Alors de quoi parlons-nous ?

Nous parlons de transidendité et de personnes intersexes, ou intersexué(e)s – non, on ne dit pas transsexualité et encore moins transsexualisme -, termes bien souvent employés à tort et à travers par de pompeux Experts, termes par ailleurs régulièrement exploités au profit d’une médiatisation sauvage et au détriment même d’une réalité complexe et de vécus qui contredisent avec force le réflexe social d’étiquetage, et le réflexe politique de récupération et d’oppression.

Force de frappe médiatique ou volonté d’enfermer les différences dans un nouveau carcan, ce qu’on appelle parfois « phénomène », ou « fait de société » se révèle bien souvent l’objet d’une communication qui oscille entre ignorance manifeste et volonté de faire du bruit à tout prix. Les personnes  intersexué(r)s directement concernées ne sont alors mentionnées qu’à titre d’illustration marginalisante et se voient stigmatisé(e)s sous prétexte de visibilité prétendument offerte par les médias. Le tout, évidemment, dissimulant plus ou moins habilement (et parfois même au sein du milieu trans, comme nous le verrons par la suite) les manipulations politiques visant à faire reculer, implacablement, les droits des personnes intersexué(e)s.

Les récurrentes questions « qui sont-ils/elles ? » et « pourquoi ? », parfois soutenues par une caméra pointée telle une lucarne voyeuriste, ne servent en définitive qu’à montrer du doigt une spécificité mal connue. Derrière les dénominations, derrière les médecins, derrière la loi, il ne faut pas oublier qu’il y a des individus, de vraies personnes qui en ont assez d’être considéré(e)s comme des marginaux/marginales ou pire encore comme des malades.

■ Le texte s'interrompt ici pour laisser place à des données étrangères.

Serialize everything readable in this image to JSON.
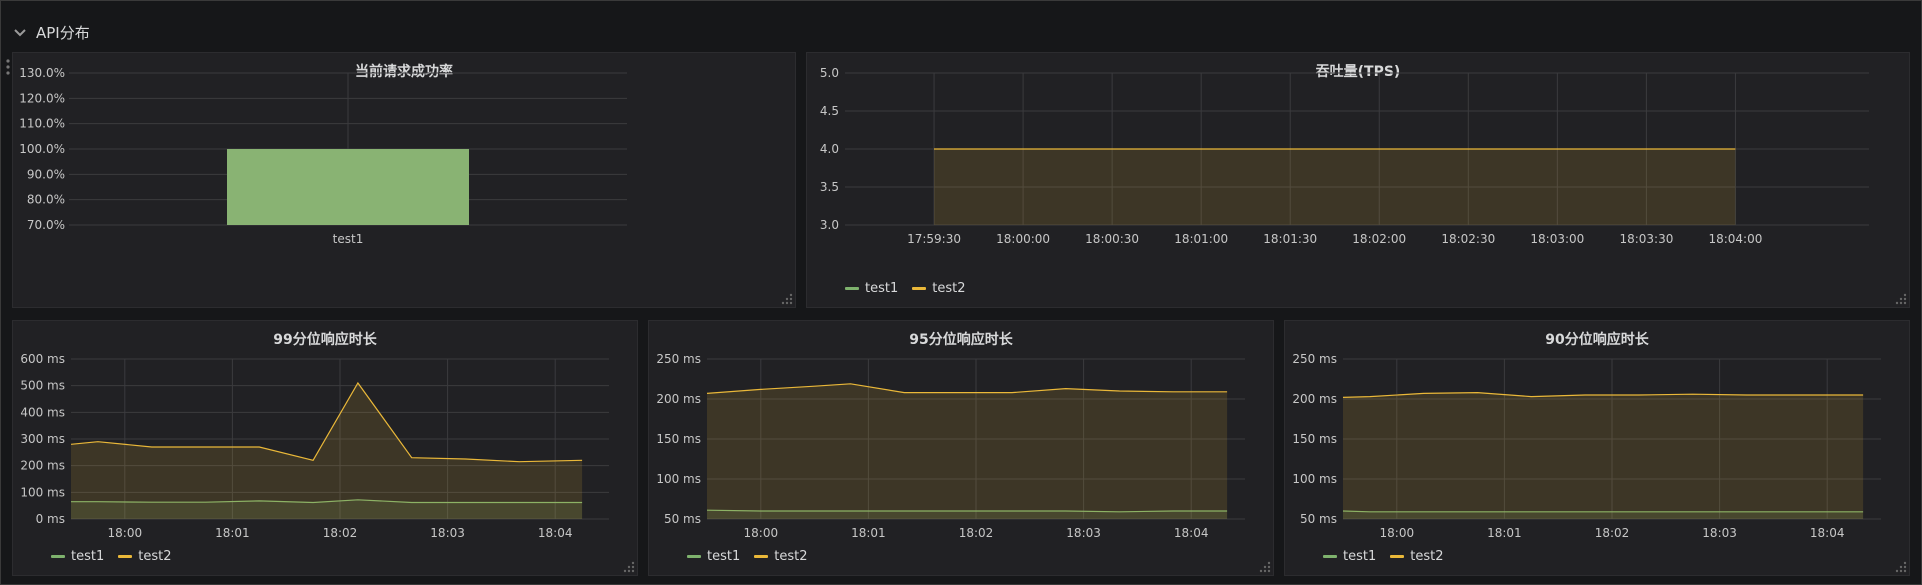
{
  "row": {
    "title": "API分布"
  },
  "colors": {
    "background": "#161719",
    "panel": "#212124",
    "grid": "#3b3b3e",
    "test1": "#7eb26d",
    "test2": "#eab839",
    "bar_fill": "#89b373",
    "area_fill": "#3b3a2c"
  },
  "panels": {
    "success": {
      "title": "当前请求成功率",
      "chart_data": {
        "type": "bar",
        "categories": [
          "test1"
        ],
        "values": [
          100.0
        ],
        "ylim": [
          70,
          130
        ],
        "yticks": [
          "70.0%",
          "80.0%",
          "90.0%",
          "100.0%",
          "110.0%",
          "120.0%",
          "130.0%"
        ],
        "grid": true
      }
    },
    "tps": {
      "title": "吞吐量(TPS)",
      "legend": [
        "test1",
        "test2"
      ],
      "chart_data": {
        "type": "area",
        "x": [
          "17:59:30",
          "18:00:00",
          "18:00:30",
          "18:01:00",
          "18:01:30",
          "18:02:00",
          "18:02:30",
          "18:03:00",
          "18:03:30",
          "18:04:00"
        ],
        "xticks": [
          "17:59:30",
          "18:00:00",
          "18:00:30",
          "18:01:00",
          "18:01:30",
          "18:02:00",
          "18:02:30",
          "18:03:00",
          "18:03:30",
          "18:04:00"
        ],
        "yticks": [
          "3.0",
          "3.5",
          "4.0",
          "4.5",
          "5.0"
        ],
        "ylim": [
          3,
          5
        ],
        "series": [
          {
            "name": "test2",
            "values": [
              4,
              4,
              4,
              4,
              4,
              4,
              4,
              4,
              4,
              4
            ]
          }
        ],
        "grid": true,
        "legend_position": "bottom-left"
      }
    },
    "p99": {
      "title": "99分位响应时长",
      "legend": [
        "test1",
        "test2"
      ],
      "chart_data": {
        "type": "line",
        "x": [
          "17:59:30",
          "17:59:45",
          "18:00:15",
          "18:00:45",
          "18:01:15",
          "18:01:45",
          "18:02:10",
          "18:02:40",
          "18:03:10",
          "18:03:40",
          "18:04:15"
        ],
        "xticks": [
          "18:00",
          "18:01",
          "18:02",
          "18:03",
          "18:04"
        ],
        "yticks": [
          "0 ms",
          "100 ms",
          "200 ms",
          "300 ms",
          "400 ms",
          "500 ms",
          "600 ms"
        ],
        "ylim": [
          0,
          600
        ],
        "series": [
          {
            "name": "test1",
            "values": [
              65,
              65,
              63,
              63,
              68,
              62,
              72,
              62,
              62,
              62,
              62
            ]
          },
          {
            "name": "test2",
            "values": [
              280,
              290,
              270,
              270,
              270,
              220,
              510,
              230,
              225,
              215,
              220
            ]
          }
        ],
        "grid": true,
        "legend_position": "bottom-left"
      }
    },
    "p95": {
      "title": "95分位响应时长",
      "legend": [
        "test1",
        "test2"
      ],
      "chart_data": {
        "type": "line",
        "x": [
          "17:59:30",
          "18:00:00",
          "18:00:30",
          "18:00:50",
          "18:01:20",
          "18:01:50",
          "18:02:20",
          "18:02:50",
          "18:03:20",
          "18:03:50",
          "18:04:20"
        ],
        "xticks": [
          "18:00",
          "18:01",
          "18:02",
          "18:03",
          "18:04"
        ],
        "yticks": [
          "50 ms",
          "100 ms",
          "150 ms",
          "200 ms",
          "250 ms"
        ],
        "ylim": [
          50,
          250
        ],
        "series": [
          {
            "name": "test1",
            "values": [
              61,
              60,
              60,
              60,
              60,
              60,
              60,
              60,
              59,
              60,
              60
            ]
          },
          {
            "name": "test2",
            "values": [
              207,
              212,
              216,
              219,
              208,
              208,
              208,
              213,
              210,
              209,
              209
            ]
          }
        ],
        "grid": true,
        "legend_position": "bottom-left"
      }
    },
    "p90": {
      "title": "90分位响应时长",
      "legend": [
        "test1",
        "test2"
      ],
      "chart_data": {
        "type": "line",
        "x": [
          "17:59:30",
          "17:59:45",
          "18:00:15",
          "18:00:45",
          "18:01:15",
          "18:01:45",
          "18:02:15",
          "18:02:45",
          "18:03:15",
          "18:03:45",
          "18:04:20"
        ],
        "xticks": [
          "18:00",
          "18:01",
          "18:02",
          "18:03",
          "18:04"
        ],
        "yticks": [
          "50 ms",
          "100 ms",
          "150 ms",
          "200 ms",
          "250 ms"
        ],
        "ylim": [
          50,
          250
        ],
        "series": [
          {
            "name": "test1",
            "values": [
              60,
              59,
              59,
              59,
              59,
              59,
              59,
              59,
              59,
              59,
              59
            ]
          },
          {
            "name": "test2",
            "values": [
              202,
              203,
              207,
              208,
              203,
              205,
              205,
              206,
              205,
              205,
              205
            ]
          }
        ],
        "grid": true,
        "legend_position": "bottom-left"
      }
    }
  }
}
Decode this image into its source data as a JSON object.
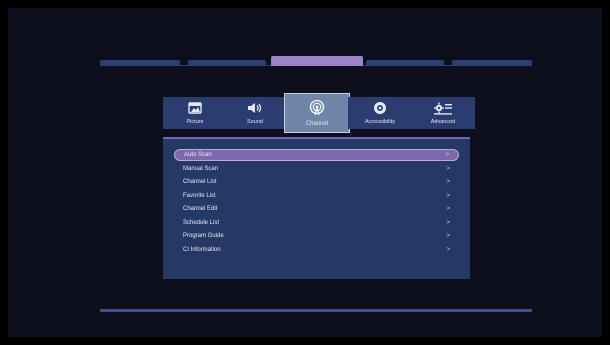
{
  "top_tabs": [
    "tab-1",
    "tab-2",
    "tab-3",
    "tab-4",
    "tab-5"
  ],
  "categories": [
    {
      "label": "Picture",
      "icon": "picture-icon"
    },
    {
      "label": "Sound",
      "icon": "speaker-icon"
    },
    {
      "label": "Channel",
      "icon": "antenna-icon"
    },
    {
      "label": "Accessibility",
      "icon": "eye-icon"
    },
    {
      "label": "Advanced",
      "icon": "advanced-settings-icon"
    }
  ],
  "selected_category": "Channel",
  "menu": {
    "items": [
      {
        "label": "Auto Scan",
        "selected": true
      },
      {
        "label": "Manual Scan"
      },
      {
        "label": "Channel List"
      },
      {
        "label": "Favorite List"
      },
      {
        "label": "Channel Edit"
      },
      {
        "label": "Schedule List"
      },
      {
        "label": "Program Guide"
      },
      {
        "label": "CI Information"
      }
    ],
    "arrow": ">"
  },
  "colors": {
    "background": "#0d0f1c",
    "panel": "#263866",
    "highlight": "#7d67ad",
    "active_tab": "#9b83c6"
  }
}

Chaque avancée prétendue (sociale, médicale, juridique, politique) est déclarée comme significative par les un(e)s, hypocrite par les autres. Entre observation sociologique, coercition psychologique (cf. la période d’observation obligatoire dans le cadre de la déclaration de l’Affection de Longue Durée visant à établir le diagnostic de dysphorie de genre) et fourre-tout médiatique, le sujet est bien trop rarement remis des seuls vrais expert(e)s : celles et ceux qui le vivent au quotidien et qui savent, sans avoir besoin de brandir un diplôme quelconque, communiquer, expliquer, décrire et faire comprendre aux ignorants que nous sommes ce qu’est vraiment la transidendité, qu’il s’agisse de politique, de société, de médias ou de médecine.

De chair, de sang et de sources enfin fiables, voilà de quoi sera fait ce dossier, qui comportera donc plusieurs articles abordant les différents aspects de ce thème. Et au diable la soupe médiatique à la mode : le slogan de ce mag ne contient-il pas les mots « sans gêne » ?

*Cornelia Schneider, fondatrice du groupe « Support Transgenre Strasbourg« , qui a eu la gentillesse de nous accorder un long entretien, et qui sera relectrice et support documentaire sur ce dossier.